H: And what did you name her?
M: Well we were both huge fans of Elvis Costello so we named her after his best-known song.
H: Oh! Alison? Or Veronica?
M: What? No. Her name is “Watching the Detectives.”
“Thanks for the homemade wine. If going blind had a flavour, this would be it.”
* why I’m not allowed to write thank you cards anymore.
I’ve heard parents say they don’t enjoy playing with their kids but I play all kinds of fun games with mine like..
-who gets to microwave mommy’s coffee?
-whoever finds the remote first can watch a show after I do
-whoever fills mommy’s water gets to be my favorite for the day
Interviewer: What skills do you have?
Me: Mind control
Interviewer: EXCELLENT YOUVE GOT THE JOB
One way to find out if you’re old is to fall down in front of a group of people. If they laugh, you’re young, if they panic, you’re old.

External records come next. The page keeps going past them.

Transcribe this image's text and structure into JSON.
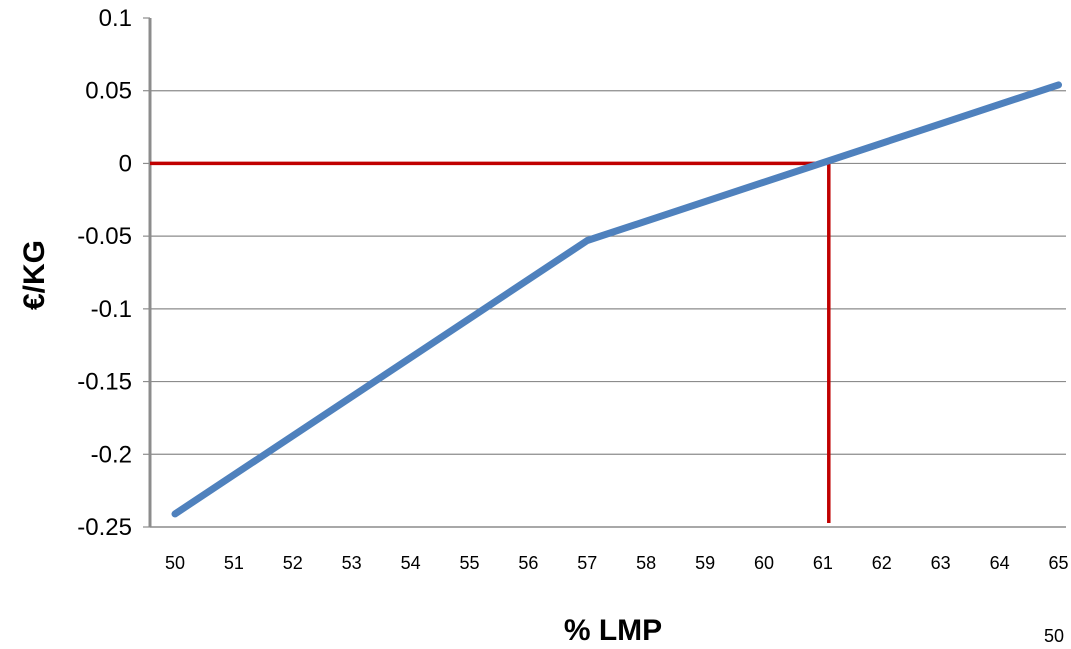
{
  "chart_data": {
    "type": "line",
    "title": "",
    "xlabel": "% LMP",
    "ylabel": "€/KG",
    "categories": [
      "50",
      "51",
      "52",
      "53",
      "54",
      "55",
      "56",
      "57",
      "58",
      "59",
      "60",
      "61",
      "62",
      "63",
      "64",
      "65"
    ],
    "ytick_labels": [
      "0.1",
      "0.05",
      "0",
      "-0.05",
      "-0.1",
      "-0.15",
      "-0.2",
      "-0.25"
    ],
    "ylim": [
      -0.25,
      0.1
    ],
    "grid": true,
    "legend": "none",
    "series": [
      {
        "x": [
          50,
          57,
          65
        ],
        "values": [
          -0.241,
          -0.053,
          0.054
        ],
        "color": "#4F81BD"
      }
    ],
    "annotations": {
      "reference_lines": {
        "color": "#C00000",
        "horizontal_y": 0,
        "vertical_x": 61.1
      }
    },
    "grid_color": "#8C8C8C",
    "axis_color": "#8C8C8C"
  },
  "page_number": "50"
}
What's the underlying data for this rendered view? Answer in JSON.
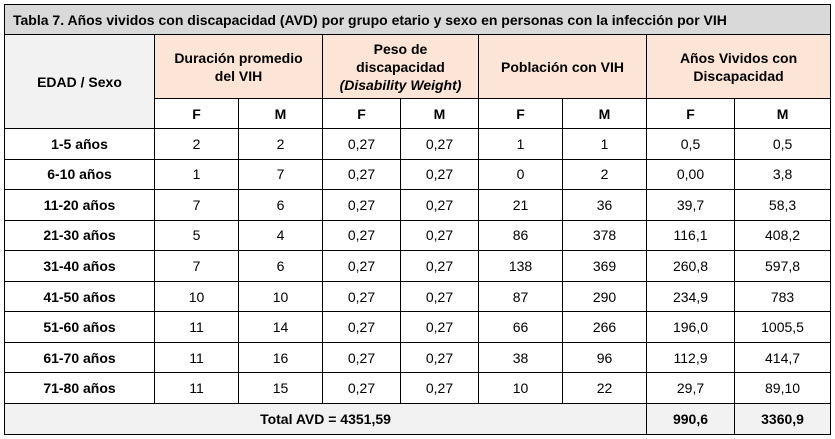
{
  "title": "Tabla 7. Años vividos con discapacidad (AVD) por grupo etario y sexo en personas con la infección por VIH",
  "header": {
    "edad_sexo": "EDAD / Sexo",
    "duracion_line1": "Duración promedio",
    "duracion_line2": "del VIH",
    "peso_line1": "Peso de",
    "peso_line2": "discapacidad",
    "peso_line3": "(Disability Weight)",
    "poblacion": "Población con VIH",
    "avd_line1": "Años Vividos con",
    "avd_line2": "Discapacidad",
    "f": "F",
    "m": "M"
  },
  "rows": [
    {
      "age": "1-5 años",
      "dur_f": "2",
      "dur_m": "2",
      "peso_f": "0,27",
      "peso_m": "0,27",
      "pob_f": "1",
      "pob_m": "1",
      "avd_f": "0,5",
      "avd_m": "0,5"
    },
    {
      "age": "6-10 años",
      "dur_f": "1",
      "dur_m": "7",
      "peso_f": "0,27",
      "peso_m": "0,27",
      "pob_f": "0",
      "pob_m": "2",
      "avd_f": "0,00",
      "avd_m": "3,8"
    },
    {
      "age": "11-20 años",
      "dur_f": "7",
      "dur_m": "6",
      "peso_f": "0,27",
      "peso_m": "0,27",
      "pob_f": "21",
      "pob_m": "36",
      "avd_f": "39,7",
      "avd_m": "58,3"
    },
    {
      "age": "21-30 años",
      "dur_f": "5",
      "dur_m": "4",
      "peso_f": "0,27",
      "peso_m": "0,27",
      "pob_f": "86",
      "pob_m": "378",
      "avd_f": "116,1",
      "avd_m": "408,2"
    },
    {
      "age": "31-40 años",
      "dur_f": "7",
      "dur_m": "6",
      "peso_f": "0,27",
      "peso_m": "0,27",
      "pob_f": "138",
      "pob_m": "369",
      "avd_f": "260,8",
      "avd_m": "597,8"
    },
    {
      "age": "41-50 años",
      "dur_f": "10",
      "dur_m": "10",
      "peso_f": "0,27",
      "peso_m": "0,27",
      "pob_f": "87",
      "pob_m": "290",
      "avd_f": "234,9",
      "avd_m": "783"
    },
    {
      "age": "51-60 años",
      "dur_f": "11",
      "dur_m": "14",
      "peso_f": "0,27",
      "peso_m": "0,27",
      "pob_f": "66",
      "pob_m": "266",
      "avd_f": "196,0",
      "avd_m": "1005,5"
    },
    {
      "age": "61-70 años",
      "dur_f": "11",
      "dur_m": "16",
      "peso_f": "0,27",
      "peso_m": "0,27",
      "pob_f": "38",
      "pob_m": "96",
      "avd_f": "112,9",
      "avd_m": "414,7"
    },
    {
      "age": "71-80 años",
      "dur_f": "11",
      "dur_m": "15",
      "peso_f": "0,27",
      "peso_m": "0,27",
      "pob_f": "10",
      "pob_m": "22",
      "avd_f": "29,7",
      "avd_m": "89,10"
    }
  ],
  "total": {
    "label": "Total AVD = 4351,59",
    "avd_f": "990,6",
    "avd_m": "3360,9"
  }
}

My three favorite things are eating my wife and not using punctuation
me: It’s raining so we have to run to the car, ok?
toddler: Ok
me:
toddler:
me: You gotta let me open the door before you start running
toddler *rubbing his head* Ok
Anyone who thinks sorry is the hardest word to say has clearly never tried speaking Welsh.
I’m accused of being a plagiarist. Their words, not mine.